I can't think of another human being, alive or dead, who could have been able to fit so well with both Kubrick and Cassavetes, as well as providing an excellent cameo in "D.C. Cab."
And while we're on the subject, let us not forget the most insane labor of love in the history of film, Carey's directorial debut The World's Greatest Sinner
I just watched Crime Wave, directed by Andre de Toth, with both Sterling Hayden and T.C., it's a pretty safe bet that Kubrick saw the film and cast both of them as a result in The Killing (not to mention borrowed some of its tone).
Carey was always interesting, always scarey. Zappa was hired to score World's greatest sinner in 1962?!?Had Carey taken the part in Res Dogs, somebody would have died--Carey, Lawrence Tierney or Tarantino.James B Harris (speaking of Kubrick) put Carey in Fast Walking, which is a pretty amazing picture, with one stunning drug speech by the late Tim McIntire
Just as a footnote, Carey and Joe Turkel (the bartender in The Shining) played together in The Killing, Paths of Glory and then The Boy and the Pirates (1960), a kiddie fantasy concocted by Bert I. Gordon ("Mr. B.I.G."). Carey's fairly restrained as a pirate who spends most of his screen time laughing heartily at unfunny jokes.
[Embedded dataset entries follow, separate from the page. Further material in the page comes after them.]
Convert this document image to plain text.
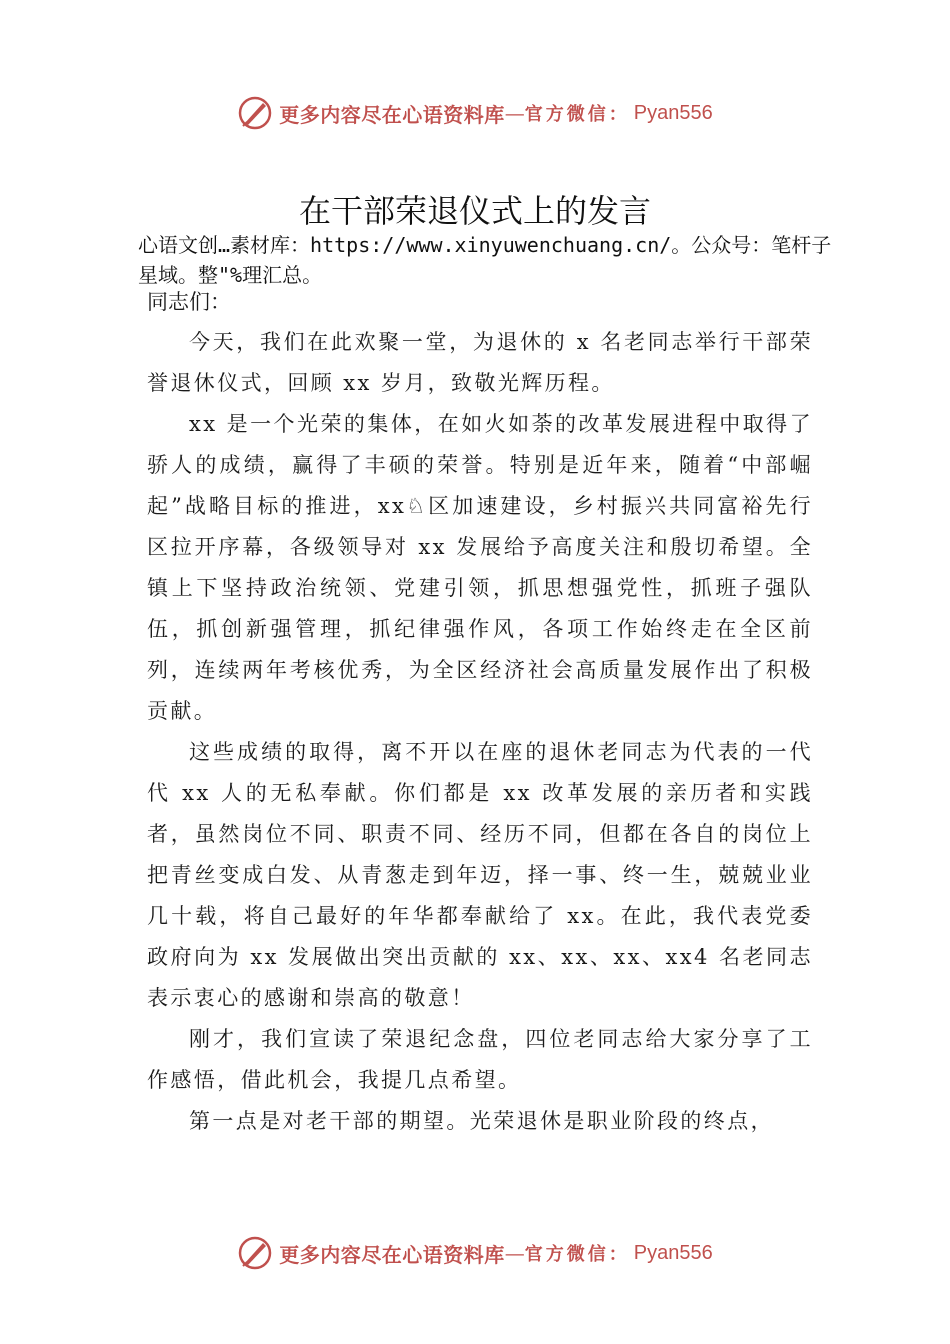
更多内容尽在心语资料库 — 官方微信： Pyan556
在干部荣退仪式上的发言
心语文创…素材库：https://www.xinyuwenchuang.cn/。公众号：笔杆子星域。整"%理汇总。
同志们：

今天，我们在此欢聚一堂，为退休的 x 名老同志举行干部荣誉退休仪式，回顾 xx 岁月，致敬光辉历程。

xx 是一个光荣的集体，在如火如荼的改革发展进程中取得了骄人的成绩，赢得了丰硕的荣誉。特别是近年来，随着“中部崛起”战略目标的推进，xx♘区加速建设，乡村振兴共同富裕先行区拉开序幕，各级领导对 xx 发展给予高度关注和殷切希望。全镇上下坚持政治统领、党建引领，抓思想强党性，抓班子强队伍，抓创新强管理，抓纪律强作风，各项工作始终走在全区前列，连续两年考核优秀，为全区经济社会高质量发展作出了积极贡献。

这些成绩的取得，离不开以在座的退休老同志为代表的一代代 xx 人的无私奉献。你们都是 xx 改革发展的亲历者和实践者，虽然岗位不同、职责不同、经历不同，但都在各自的岗位上把青丝变成白发、从青葱走到年迈，择一事、终一生，兢兢业业几十载，将自己最好的年华都奉献给了 xx。在此，我代表党委政府向为 xx 发展做出突出贡献的 xx、xx、xx、xx4 名老同志表示衷心的感谢和崇高的敬意！

刚才，我们宣读了荣退纪念盘，四位老同志给大家分享了工作感悟，借此机会，我提几点希望。

第一点是对老干部的期望。光荣退休是职业阶段的终点，

更多内容尽在心语资料库 — 官方微信： Pyan556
Turkel plays a tiny genie, complete with upended, pointy-toed genie shoes. The star of The Boy and the Pirates was 12-year-old Charles Herbert, who crashed and burned as a drug addict but eventually got clean in 2005, with help from Paul (Donna Reed Show) Peterson's child star rehab facility, A Minor Consideration.
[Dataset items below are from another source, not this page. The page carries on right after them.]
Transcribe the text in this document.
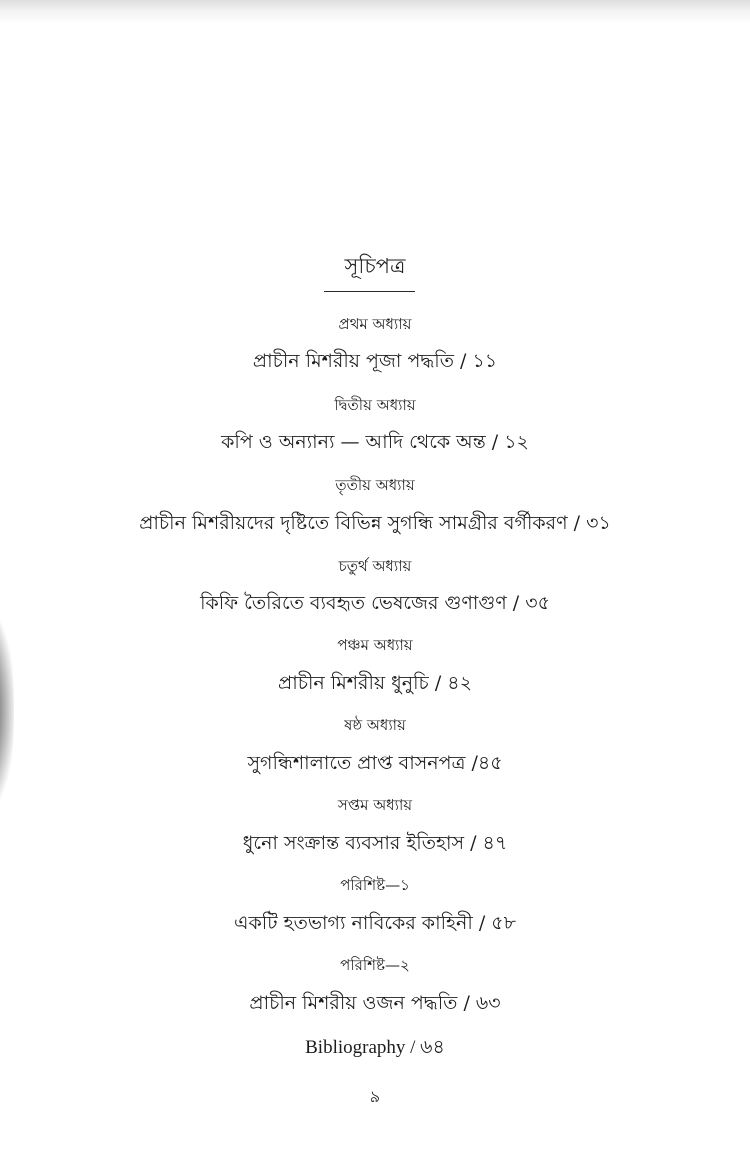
সূচিপত্র
প্রথম অধ্যায়
প্রাচীন মিশরীয় পূজা পদ্ধতি / ১১
দ্বিতীয় অধ্যায়
কপি ও অন্যান্য — আদি থেকে অন্ত / ১২
তৃতীয় অধ্যায়
প্রাচীন মিশরীয়দের দৃষ্টিতে বিভিন্ন সুগন্ধি সামগ্রীর বর্গীকরণ / ৩১
চতুর্থ অধ্যায়
কিফি তৈরিতে ব্যবহৃত ভেষজের গুণাগুণ / ৩৫
পঞ্চম অধ্যায়
প্রাচীন মিশরীয় ধুনুচি / ৪২
ষষ্ঠ অধ্যায়
সুগন্ধিশালাতে প্রাপ্ত বাসনপত্র /৪৫
সপ্তম অধ্যায়
ধুনো সংক্রান্ত ব্যবসার ইতিহাস / ৪৭
পরিশিষ্ট—১
একটি হতভাগ্য নাবিকের কাহিনী / ৫৮
পরিশিষ্ট—২
প্রাচীন মিশরীয় ওজন পদ্ধতি / ৬৩
Bibliography / ৬৪
৯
I thought he was great in "Head". "Atta Boy, Mike!"
I too saw him in "Crime Wave" a few weeks ago and he was great. "Crime Wave" itself is a film noir that I had never heard of much less saw. Great film noir, shot entirely on the streets of Los Angeles. Don't forget to listen to James Ellroy's commentary. It's fantastic. He probably was as crazy as Carey.
Being a "filmnoirfanatic" I really enjoyed, actor Timothy Carey (TC) performances in DeToth's "Crime Wave" and Kubrick's "The Killing."His screen time wasn't long, but "memorable." I too, enjoyed listening to authors James Ellroy and Eddie Muller's commentaries on the dvd "Crime Wave"..."Funny!"